Concernant les difficultés rencontrées, je dirais parfois une certaine incompréhension, une incapacité à s'adapter à une nouvelle culture. Ce fut le cas pour moi au Vietnam (non, ne me jetez pas la pierre. J'étais totalement perdue, confuse et incapable de comprendre ce qui se passait … Tout allait trop vite pour moi, malgré les belles rencontres que j'ai pu faire. je n’ai pas réussi à passer outre ce choc culturel, j’ai donc eu un coup de blues, l’un de ceux qui se demandent s’il est temps de revenir ou non (J'étais alors à trois mois de voyage). Pour être honnête, je suis même tombé malade à mon arrivée au Myanmar après un mois de voyage au Vietnam. Je pense que mon corps a clairement exprimé sa douleur.

UNE autre problème pour moi était la nourriture dans certains pays, pas que je n’ai pas aimé, mais trop de graisse tue la graisse 🙂 et particulièrement en Birmanie où je souffrais de peu de variété alimentaire. À long terme, il essaie de ne pas pouvoir goûter un bon fromage ou d'étaler son morceau de baguette. Cela peut sembler futile, je le sais, mais sincèrement, après tant de mois passés sur les routes, je considère un grand remède pour le pain, le fromage et le bon vin avec modération bien sûr.

Avez-vous changé votre voyage en restant en Asie? Pourquoi ce choix?

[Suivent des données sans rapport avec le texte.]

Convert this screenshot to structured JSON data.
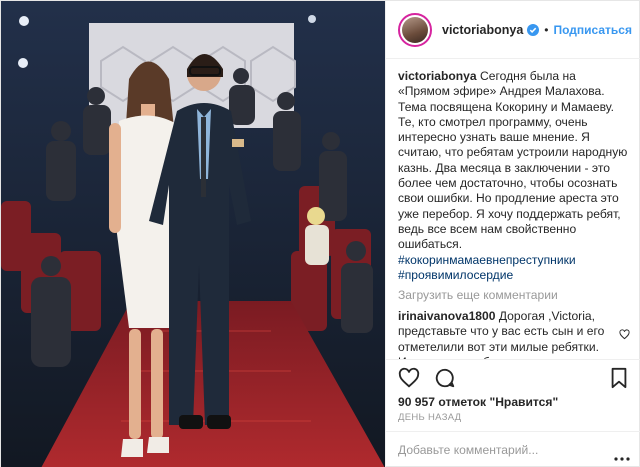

Je pense que, comme tout voyageur au début, j’ai eu tendance à vouloir faire beaucoup, à tout voir, à tout entreprendre. Découvrir le plus petit bout de terre, explorer tous les coins de la ville. Au fil du temps, j'ai commencé à être fatigué de ce rythme et je me suis donc posé des questions à certains endroits, prenant le temps de vraiment découvrir ce qui se passait autour de moi. La notion de lent déplacement, que j’avais évidemment entendu mais que je ne connaissais pas, m’a alors paru nécessaire. Je n’ai pas parcouru le plus lent du monde, mais disons que trois semaines à un mois dans chaque pays est devenu la norme pour moi. C'est ainsi que je me suis retrouvé à suivre des personnes que j'avais rencontrées dans tel ou tel endroit. À prendre en compte mes désirs du moment, écouter mon coeur et suivre ce qu'il m'a dicté. Dès que je me sentais bien dans un pays, j'ai décidé de l'explorer davantage. C'était particulièrement le cas pour le nord de la Thaïlande et la Malaisie, qui ne figuraient pas initialement sur ma liste.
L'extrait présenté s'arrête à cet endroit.